Até 31 de Dezembro, mais de 26 milhões de testes tinham sido realizados, no entanto, a análise indica que muitos países não conseguiram satisfazer a procura de testes durante os períodos de pico da pandemia. Mais de dois terços dos países (70%) tinham capacidade de teste suficiente quando a primeira vaga começou, mas apenas um quarto (26%) conseguiu satisfazer a procura de testes no pico. No pico da segunda vaga, apenas um terço dos países (36%) podia satisfazer a procura de testes. "As nossas conclusões indicam que vários factores conduziram provavelmente à segunda maior vaga de casos de Covid-19 em África”. A par de relatos de que a adesão a medidas de saúde pública - tais como o uso de máscaras e o distanciamento físico - diminuiu, destaca-se a importância de uma monitorização e análise contínuas, particularmente, à luz do aparecimento de novas variantes mais transmissíveis”, disse o director do África CDC e um dos co-autores do estudo, John Nkengasong.

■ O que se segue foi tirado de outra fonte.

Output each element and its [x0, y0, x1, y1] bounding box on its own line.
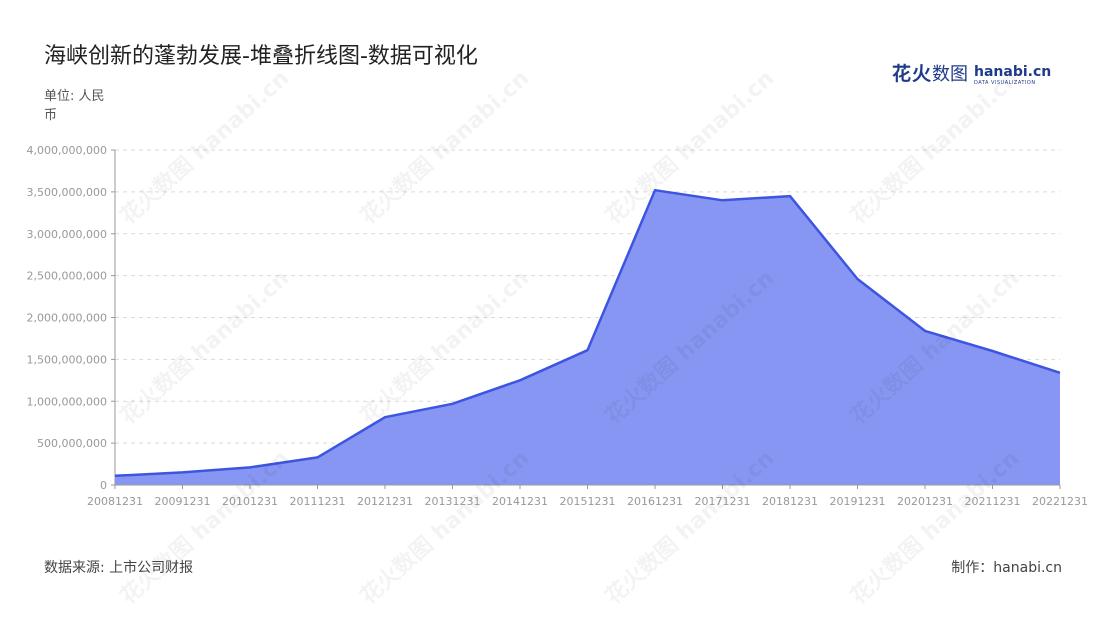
- x-tick-label: 20171231: [695, 495, 751, 508]
- brand-name: 数图: [932, 64, 969, 85]
- x-tick-label: 20141231: [492, 495, 548, 508]
- x-tick-label: 20191231: [830, 495, 886, 508]
- series-line: [114, 188, 1061, 478]
- x-tick-label: 20081231: [87, 495, 143, 508]
- brand-tagline: DATA VISUALIZATION: [974, 80, 1036, 86]
- y-tick-label: 2,500,000,000: [27, 270, 107, 283]
- x-tick-label: 20211231: [965, 495, 1021, 508]
- x-tick-label: 20161231: [627, 495, 683, 508]
- series-area: [115, 190, 1060, 485]
- x-tick-label: 20221231: [1032, 495, 1088, 508]
- x-tick-label: 20181231: [762, 495, 818, 508]
- brand-name-bold: 花火: [892, 63, 933, 85]
- y-tick-label: 3,000,000,000: [27, 228, 107, 241]
- y-tick-label: 3,500,000,000: [27, 186, 107, 199]
- y-tick-label: 4,000,000,000: [27, 144, 107, 157]
- maker-credit: 制作：hanabi.cn: [951, 560, 1062, 576]
- unit-label: 单位: 人民币: [44, 89, 105, 123]
- x-tick-label: 20121231: [357, 495, 413, 508]
- x-tick-label: 20101231: [222, 495, 278, 508]
- x-tick-label: 20201231: [897, 495, 953, 508]
- brand-latin-block: hanabi.cn DATA VISUALIZATION: [974, 65, 1051, 86]
- y-tick-label: 1,000,000,000: [27, 395, 107, 408]
- y-tick-label: 2,000,000,000: [27, 312, 107, 325]
- y-tick-label: 500,000,000: [37, 437, 107, 450]
- brand-latin: hanabi.cn: [974, 64, 1052, 80]
- data-source: 数据来源: 上市公司财报: [44, 560, 194, 576]
- x-tick-label: 20091231: [155, 495, 211, 508]
- x-tick-label: 20151231: [560, 495, 616, 508]
- brand-logo: 花火 数图 hanabi.cn DATA VISUALIZATION: [892, 60, 1051, 86]
- y-tick-label: 0: [100, 479, 107, 492]
- x-tick-label: 20111231: [290, 495, 346, 508]
- y-tick-label: 1,500,000,000: [27, 353, 107, 366]
- x-tick-label: 20131231: [425, 495, 481, 508]
- chart-title: 海峡创新的蓬勃发展-堆叠折线图-数据可视化: [44, 44, 478, 69]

Estimando que os países africanos venham a enfrentar novas vagas de infecções pelo novo coronavírus, os resultados do estudo realçam a necessidade de monitorização e análise contínuas dos dados para ajudar os países a equilibrar o controlo da transmissão com as economias. "Estes conhecimentos revelam também a necessidade de melhorar a capacidade de teste e revigorar as campanhas de saúde pública, para voltar a sublinhar a importância de se respeitarem as medidas que visam atingir um bom equilíbrio entre o controlo da propagação da COVID-19 e a sustentação das economias e dos meios de subsistência das pessoas”, sublinhou Nkengasong.

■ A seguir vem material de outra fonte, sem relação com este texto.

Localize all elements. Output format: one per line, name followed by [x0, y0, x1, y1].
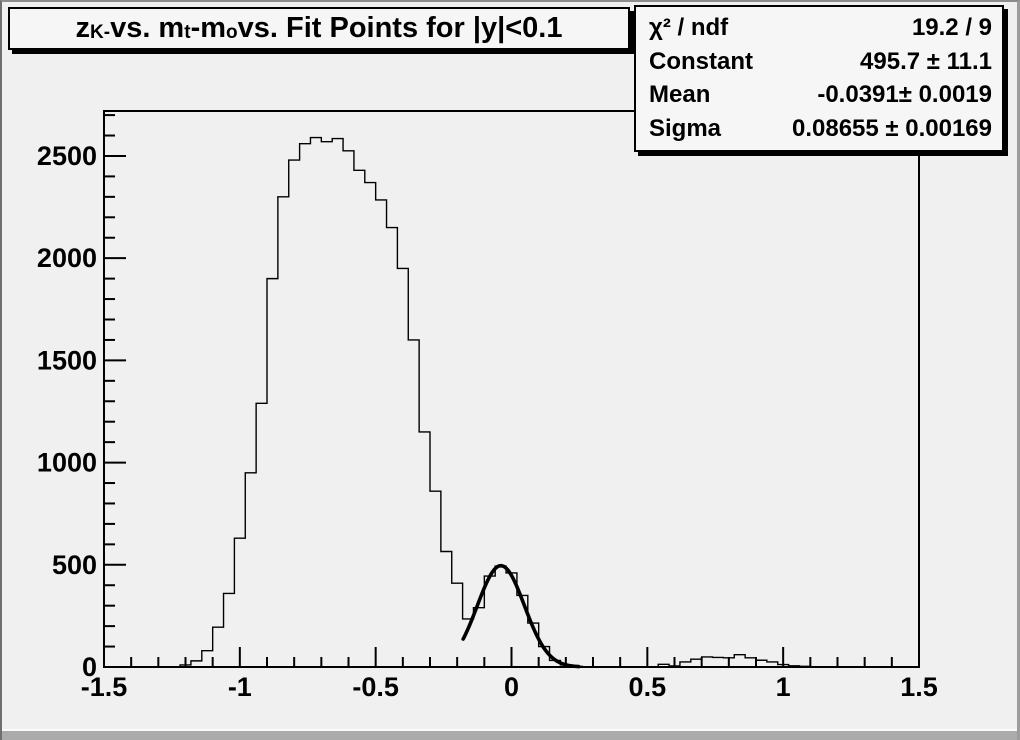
x-tick-label: -0.5 [352, 672, 399, 702]
y-tick-label: 2000 [37, 243, 97, 273]
gaussian-fit-curve [461, 563, 581, 669]
x-tick-label: 1 [776, 672, 791, 702]
x-tick-label: 1.5 [900, 672, 938, 702]
fit-stats-box: χ² / ndf 19.2 / 9 Constant 495.7 ± 11.1 … [634, 5, 1004, 152]
stats-value: 19.2 / 9 [911, 13, 992, 41]
y-tick-label: 2500 [37, 141, 97, 171]
stats-value: 495.7 ± 11.1 [860, 47, 992, 75]
stats-row-chi2: χ² / ndf 19.2 / 9 [649, 13, 992, 41]
title-text-part: vs. m [110, 12, 185, 44]
stats-row-sigma: Sigma 0.08655 ± 0.00169 [649, 117, 992, 141]
title-text-part: vs. Fit Points for |y|<0.1 [237, 12, 563, 44]
window-bottom-border [2, 729, 1017, 740]
title-text-part: -m [190, 12, 227, 44]
y-tick-label: 1500 [37, 345, 97, 375]
y-tick-label: 0 [82, 652, 97, 682]
stats-value: -0.0391± 0.0019 [817, 81, 992, 109]
title-subscript: o [226, 21, 238, 43]
x-tick-label: -1.5 [81, 672, 128, 702]
stats-label: Mean [649, 81, 711, 109]
x-tick-label: -1 [228, 672, 252, 702]
plot-frame [103, 110, 920, 668]
stats-label: χ² / ndf [649, 13, 729, 41]
stats-row-constant: Constant 495.7 ± 11.1 [649, 47, 992, 75]
stats-label: Sigma [649, 115, 722, 143]
histogram-line [104, 136, 919, 668]
title-subscript: t [184, 21, 191, 43]
stats-value: 0.08655 ± 0.00169 [791, 115, 992, 143]
x-tick-label: 0.5 [629, 672, 667, 702]
y-tick-label: 1000 [37, 448, 97, 478]
x-tick-label: 0 [504, 672, 519, 702]
histogram-title-box: z K- vs. m t -m o vs. Fit Points for |y|<0.1 [8, 7, 630, 50]
title-subscript: K- [90, 21, 111, 43]
y-tick-label: 500 [52, 550, 97, 580]
title-text-part: z [75, 12, 91, 44]
stats-row-mean: Mean -0.0391± 0.0019 [649, 83, 992, 107]
stats-label: Constant [649, 47, 753, 75]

Os autores reconhecem algumas limitações ao seu estudo, considerando que, como a análise foi concluída a 31 de Dezembro de 2020, não foi possível avaliar os efeitos das novas variantes do vírus, incluindo a variante sul-africana B.1.351. Por outro lado, assinalam a escassez de dados específicos de cada caso, tais como idade, sexo ou profissão, bem como o facto de nem todos os países comunicarem os dados de casos e testes diariamente, entre outras limitações.